July 15, 2016 Comments Off on Newmark Cornish & Carey Says Sluggishness Persists in Silicon Valley Q2 Office Market Views: 693 Bay Area, California News, West

Newmark Cornish & Carey Says Sluggishness Persists in Silicon Valley Q2 Office Market

Newmark Cornish & Carey’s Q2 2016 Silicon Valley office market report reveals the slow start to 2016 continues. Compressed supplies of product drove unpredictable fluctuations in a market that is more susceptible to incoming space and new construction deliveries.

The Silicon Valley office market experienced an influx of sublease space that was largely offset by a high velocity of absorption in this same niche. Contrary to much of the speculation, the local office market continues to absorb incoming sublease space and hold vacancy below the 10% threshold.

Asking rates continue their gains in nearly all cities, funneling more demand to sublease space hitting the market.
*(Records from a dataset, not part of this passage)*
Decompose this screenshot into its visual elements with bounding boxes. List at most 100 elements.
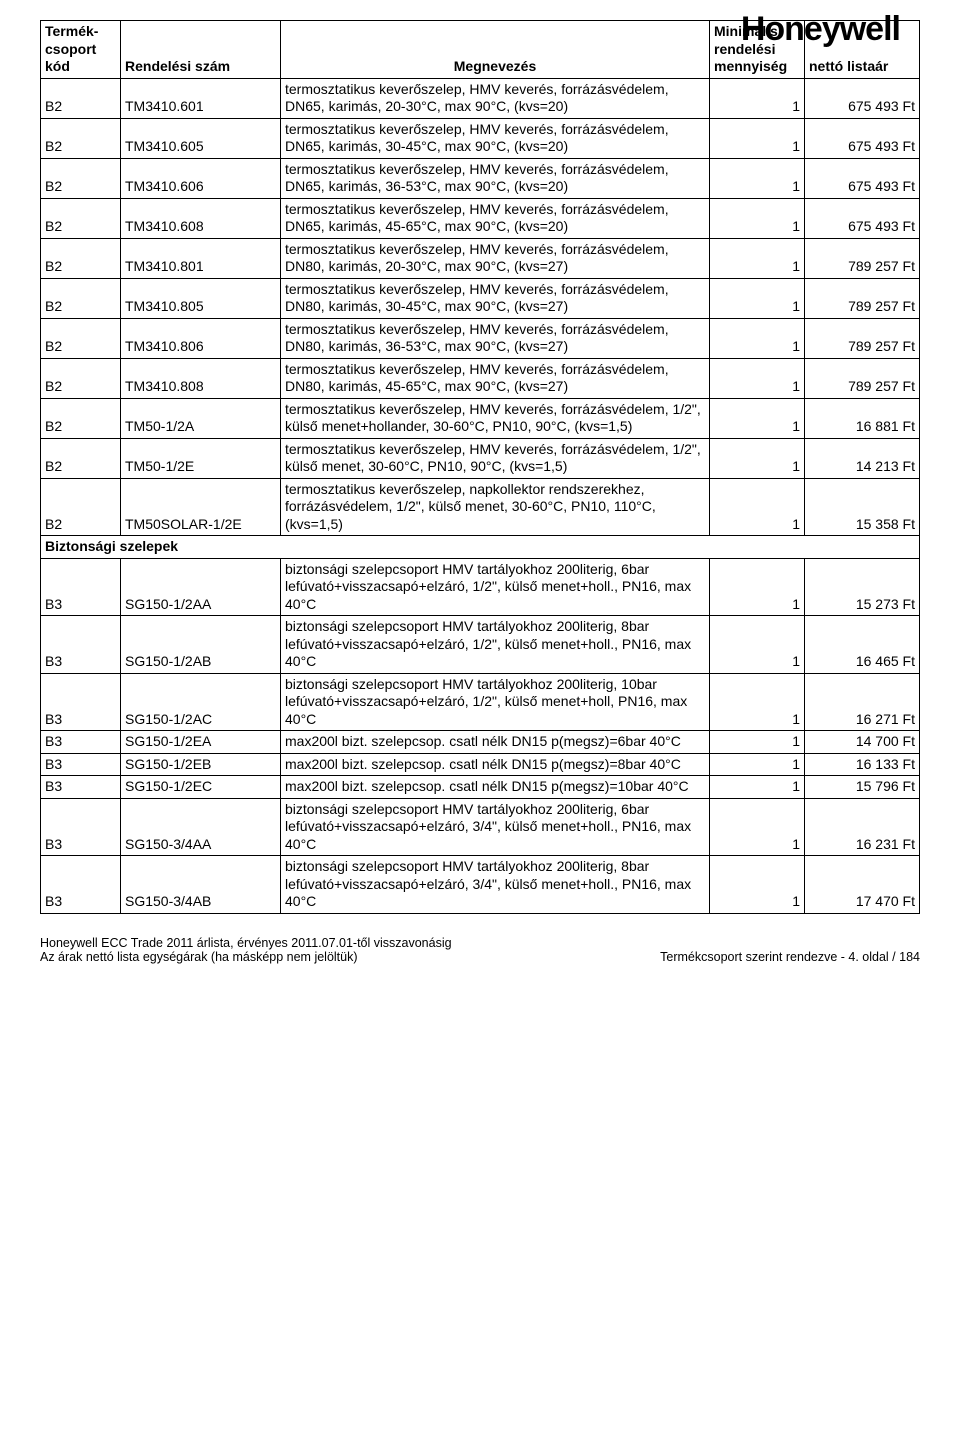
cell-code: B2 [41,478,121,536]
cell-qty: 1 [710,358,805,398]
table-row: B2TM3410.806termosztatikus keverőszelep,… [41,318,920,358]
cell-desc: max200l bizt. szelepcsop. csatl nélk DN1… [281,731,710,754]
cell-order: TM50SOLAR-1/2E [121,478,281,536]
cell-order: SG150-1/2AA [121,558,281,616]
cell-qty: 1 [710,753,805,776]
cell-price: 14 700 Ft [805,731,920,754]
cell-price: 16 465 Ft [805,616,920,674]
cell-code: B2 [41,198,121,238]
section-row: Biztonsági szelepek [41,536,920,559]
table-row: B2TM50-1/2Etermosztatikus keverőszelep, … [41,438,920,478]
cell-price: 16 881 Ft [805,398,920,438]
cell-desc: termosztatikus keverőszelep, HMV keverés… [281,398,710,438]
cell-qty: 1 [710,78,805,118]
cell-price: 675 493 Ft [805,118,920,158]
table-row: B2TM3410.608termosztatikus keverőszelep,… [41,198,920,238]
cell-order: TM3410.606 [121,158,281,198]
cell-order: SG150-3/4AB [121,856,281,914]
cell-order: TM3410.801 [121,238,281,278]
table-row: B2TM50-1/2Atermosztatikus keverőszelep, … [41,398,920,438]
cell-price: 15 358 Ft [805,478,920,536]
cell-qty: 1 [710,478,805,536]
footer-right: Termékcsoport szerint rendezve - 4. olda… [660,936,920,964]
cell-qty: 1 [710,438,805,478]
cell-desc: termosztatikus keverőszelep, HMV keverés… [281,278,710,318]
table-row: B3SG150-1/2ACbiztonsági szelepcsoport HM… [41,673,920,731]
col-header-order: Rendelési szám [121,21,281,79]
cell-code: B2 [41,398,121,438]
col-header-code: Termék- csoport kód [41,21,121,79]
cell-code: B3 [41,776,121,799]
cell-price: 789 257 Ft [805,318,920,358]
cell-code: B3 [41,558,121,616]
table-row: B3SG150-1/2EAmax200l bizt. szelepcsop. c… [41,731,920,754]
cell-code: B3 [41,673,121,731]
col-header-desc: Megnevezés [281,21,710,79]
cell-qty: 1 [710,158,805,198]
cell-code: B2 [41,238,121,278]
cell-qty: 1 [710,118,805,158]
cell-price: 14 213 Ft [805,438,920,478]
hdr-line: csoport [45,41,96,57]
cell-qty: 1 [710,278,805,318]
cell-order: SG150-1/2AB [121,616,281,674]
cell-qty: 1 [710,776,805,799]
cell-price: 675 493 Ft [805,198,920,238]
cell-price: 16 133 Ft [805,753,920,776]
table-row: B3SG150-3/4AAbiztonsági szelepcsoport HM… [41,798,920,856]
hdr-line: Termék- [45,23,98,39]
cell-qty: 1 [710,673,805,731]
footer-line: Honeywell ECC Trade 2011 árlista, érvény… [40,936,452,950]
cell-order: SG150-1/2EC [121,776,281,799]
cell-code: B2 [41,118,121,158]
table-row: B3SG150-1/2EBmax200l bizt. szelepcsop. c… [41,753,920,776]
cell-code: B3 [41,731,121,754]
table-row: B2TM3410.601termosztatikus keverőszelep,… [41,78,920,118]
cell-order: TM3410.806 [121,318,281,358]
cell-qty: 1 [710,616,805,674]
table-row: B3SG150-1/2AAbiztonsági szelepcsoport HM… [41,558,920,616]
cell-order: SG150-1/2EB [121,753,281,776]
cell-desc: termosztatikus keverőszelep, HMV keverés… [281,158,710,198]
table-row: B2TM3410.605termosztatikus keverőszelep,… [41,118,920,158]
cell-order: TM3410.805 [121,278,281,318]
footer-line: Az árak nettó lista egységárak (ha máské… [40,950,452,964]
cell-price: 789 257 Ft [805,278,920,318]
brand-logo: Honeywell [741,10,900,49]
cell-code: B2 [41,78,121,118]
hdr-line: kód [45,58,70,74]
cell-qty: 1 [710,198,805,238]
cell-code: B2 [41,158,121,198]
cell-price: 675 493 Ft [805,78,920,118]
cell-desc: termosztatikus keverőszelep, napkollekto… [281,478,710,536]
cell-order: TM50-1/2A [121,398,281,438]
table-row: B3SG150-3/4ABbiztonsági szelepcsoport HM… [41,856,920,914]
table-row: B2TM3410.801termosztatikus keverőszelep,… [41,238,920,278]
cell-order: TM3410.808 [121,358,281,398]
section-title: Biztonsági szelepek [41,536,920,559]
cell-desc: termosztatikus keverőszelep, HMV keverés… [281,78,710,118]
cell-qty: 1 [710,398,805,438]
cell-code: B3 [41,798,121,856]
cell-code: B2 [41,438,121,478]
table-body: B2TM3410.601termosztatikus keverőszelep,… [41,78,920,913]
cell-price: 15 796 Ft [805,776,920,799]
cell-desc: biztonsági szelepcsoport HMV tartályokho… [281,798,710,856]
cell-price: 16 271 Ft [805,673,920,731]
cell-qty: 1 [710,238,805,278]
cell-order: TM3410.608 [121,198,281,238]
cell-desc: termosztatikus keverőszelep, HMV keverés… [281,198,710,238]
table-row: B3SG150-1/2ECmax200l bizt. szelepcsop. c… [41,776,920,799]
cell-desc: max200l bizt. szelepcsop. csatl nélk DN1… [281,776,710,799]
footer-left: Honeywell ECC Trade 2011 árlista, érvény… [40,936,452,964]
cell-order: SG150-3/4AA [121,798,281,856]
table-row: B2TM50SOLAR-1/2Etermosztatikus keverősze… [41,478,920,536]
table-row: B2TM3410.808termosztatikus keverőszelep,… [41,358,920,398]
cell-code: B3 [41,753,121,776]
cell-desc: max200l bizt. szelepcsop. csatl nélk DN1… [281,753,710,776]
cell-code: B2 [41,318,121,358]
cell-code: B3 [41,856,121,914]
page-footer: Honeywell ECC Trade 2011 árlista, érvény… [40,936,920,964]
cell-qty: 1 [710,558,805,616]
table-row: B2TM3410.606termosztatikus keverőszelep,… [41,158,920,198]
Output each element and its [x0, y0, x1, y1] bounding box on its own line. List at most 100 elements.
Newmark Cornish & Carey researchers say expect to see continued volatility at a city-by-city level the second half of 2016, as the overall Silicon Valley office market remains stable.

Highlights of the report include:

  • Vacancy increased for the second quarter in a row, and net absorption took another hit.
  • Asking rates ticked up in nearly every city across the Silicon Valley, while vacancy changes were mixed, with only a handful of cities realizing decreases.
  • Mountain View topped every other city in the Silicon Valley by logging a $2.76/SF premium over its 2007 asking rate high to reach $6.27/SF in Q2 2016.
  • Q2 Silicon Valley asking rate nearing $1.00 premium over 2007 peak
  • Office vacancy remained virtually unchanged at 9.2% overall in Q2 2016
  • Vacancy remains at healthy levels in all cities, with slight spikes occurring in markets with newly completed office product.
  • Demand for price relief and the discounts associated with well-located sublease product have spurred the absorption of 263,342 square feet of sublease space this year alone.
  • 75% of all office sublease listings are in the 10,000- or less square-foot range, seeming to indicate space is coming from startups or early stage companies. Yet, just 17% of all available office sublease space is in a downtown market frequently targeted by these same companies.
  • Net absorption slumped more significantly compared with Q1, ending down 255,129 square feet. This marks the second consecutive quarter of negative net absorption in the office market, with the yearly totals sinking to a modest level of just over 300,000 square feet.